The firm said the fourth-quarter fall-off was down to “soft market conditions especially for IT products, and an increase in expenditures including R&D,” as well as the “initial ramp-up costs to secure production capacity for cutting-edge nodes.”
It warned that in the first three months of this year “overall earnings improvement may be limited due to weakness in the semiconductors business.”
US titan Nvidia Corp, whose semiconductors power the AI industry, has been relying on SK Hynix Inc as its main supplier of high-bandwidth memory (HBM) chips for its AI graphics processing units (GPU), while Samsung has been struggling to meet the US firm’s requirements.
Still, Bloomberg reported yesterday that Samsung had obtained approval to supply a “version of its fifth-generation high-bandwidth memory chips” to Nvidia, citing people familiar with the matter. Samsung declined to comment on the report.
The earnings figures come as industry leaders try to assess the outlook for the sector after Chinese start-up DeepSeek (深度求索) unveiled a groundbreaking chatbot that performed as well as AI pacesetters — apparently for a fraction of the cost.
News of DeepSeek’s new R1 chatbot has sparked a rout in tech titans and raised questions about the hundreds of billions of dollars invested in AI in recent years.
Worries about the impact of DeepSeek battered stocks in Seoul yesterday as the market reopened after an extended break.
Samsung ended down more than 2 percent, while SK Hynix lost 9.9 percent, having earlier plunged almost 12 percent.

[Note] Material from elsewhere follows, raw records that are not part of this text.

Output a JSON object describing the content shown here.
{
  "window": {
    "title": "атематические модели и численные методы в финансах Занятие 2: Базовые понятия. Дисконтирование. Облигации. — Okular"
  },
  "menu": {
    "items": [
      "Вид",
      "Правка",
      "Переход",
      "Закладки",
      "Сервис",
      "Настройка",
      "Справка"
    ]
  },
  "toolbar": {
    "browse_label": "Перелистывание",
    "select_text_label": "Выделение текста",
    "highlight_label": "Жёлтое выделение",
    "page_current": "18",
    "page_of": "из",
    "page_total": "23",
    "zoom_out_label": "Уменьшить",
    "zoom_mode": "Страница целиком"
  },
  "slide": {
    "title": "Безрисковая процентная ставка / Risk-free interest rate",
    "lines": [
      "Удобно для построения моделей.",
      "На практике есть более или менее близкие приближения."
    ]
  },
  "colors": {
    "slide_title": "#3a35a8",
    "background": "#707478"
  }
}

Jaejune Kim, executive vice president of Samsung’s memory business, said in an earnings call that the company was “monitoring industry trends considering various scenarios,” as it also supplies HBM chips used in GPUs to various clients.

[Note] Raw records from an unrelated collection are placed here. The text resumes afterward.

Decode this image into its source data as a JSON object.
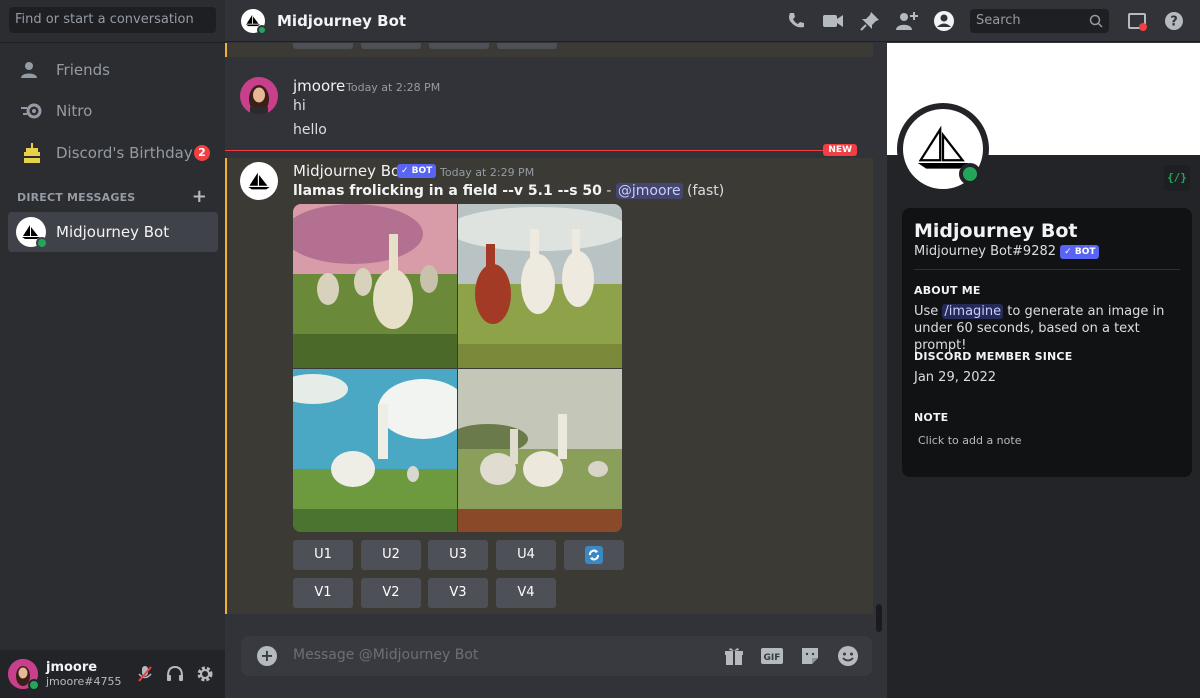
{
  "sidebar": {
    "search_placeholder": "Find or start a conversation",
    "nav": [
      {
        "label": "Friends"
      },
      {
        "label": "Nitro"
      },
      {
        "label": "Discord's Birthday",
        "badge": "2"
      }
    ],
    "dm_header": "DIRECT MESSAGES",
    "dm_plus": "+",
    "dms": [
      {
        "label": "Midjourney Bot"
      }
    ]
  },
  "user_panel": {
    "name": "jmoore",
    "tag": "jmoore#4755"
  },
  "topbar": {
    "title": "Midjourney Bot",
    "search_placeholder": "Search"
  },
  "messages": {
    "user_msg": {
      "author": "jmoore",
      "time": "Today at 2:28 PM",
      "lines": [
        "hi",
        "hello"
      ]
    },
    "new_label": "NEW",
    "bot_msg": {
      "author": "Midjourney Bot",
      "bot_tag": "✓ BOT",
      "time": "Today at 2:29 PM",
      "prompt": "llamas frolicking in a field --v 5.1 --s 50",
      "sep": " - ",
      "mention": "@jmoore",
      "speed": " (fast)"
    },
    "buttons_row1": [
      "U1",
      "U2",
      "U3",
      "U4"
    ],
    "buttons_row2": [
      "V1",
      "V2",
      "V3",
      "V4"
    ]
  },
  "composer": {
    "placeholder": "Message @Midjourney Bot"
  },
  "profile": {
    "name": "Midjourney Bot",
    "tag": "Midjourney Bot#9282",
    "bot_tag": "✓ BOT",
    "dev_badge": "{/}",
    "about_head": "ABOUT ME",
    "about_pre": "Use ",
    "about_cmd": "/imagine",
    "about_post": " to generate an image in under 60 seconds, based on a text prompt!",
    "since_head": "DISCORD MEMBER SINCE",
    "since_value": "Jan 29, 2022",
    "note_head": "NOTE",
    "note_placeholder": "Click to add a note"
  },
  "colors": {
    "accent": "#5865f2",
    "online": "#23a55a",
    "mention_highlight": "#f0b232",
    "danger": "#f23f43"
  },
  "icons": [
    "friends-icon",
    "nitro-icon",
    "birthday-cake-icon",
    "phone-icon",
    "video-icon",
    "pin-icon",
    "add-friend-icon",
    "profile-icon",
    "search-icon",
    "inbox-icon",
    "help-icon",
    "gift-icon",
    "gif-icon",
    "sticker-icon",
    "emoji-icon",
    "mute-mic-icon",
    "headset-icon",
    "gear-icon",
    "refresh-icon"
  ]
}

“While it is premature to make judgements based on the currently limited information, we anticipate that long-term opportunities and short-term risks will coexist in the market,” he said.
He added that Samsung was determined to “actively respond to the rapidly evolving AI market.”
Counterpoint Research vice president Neil Shah said DeepSeek’s “frugal innovation” could potentially slow down or stretch the hundreds of billions of dollars in AI infrastructure investments over the years.
“So, this could be a ‘blessing in disguise’ for Samsung, allowing them to take the time needed to perfect their solution or to lower costs,” he added.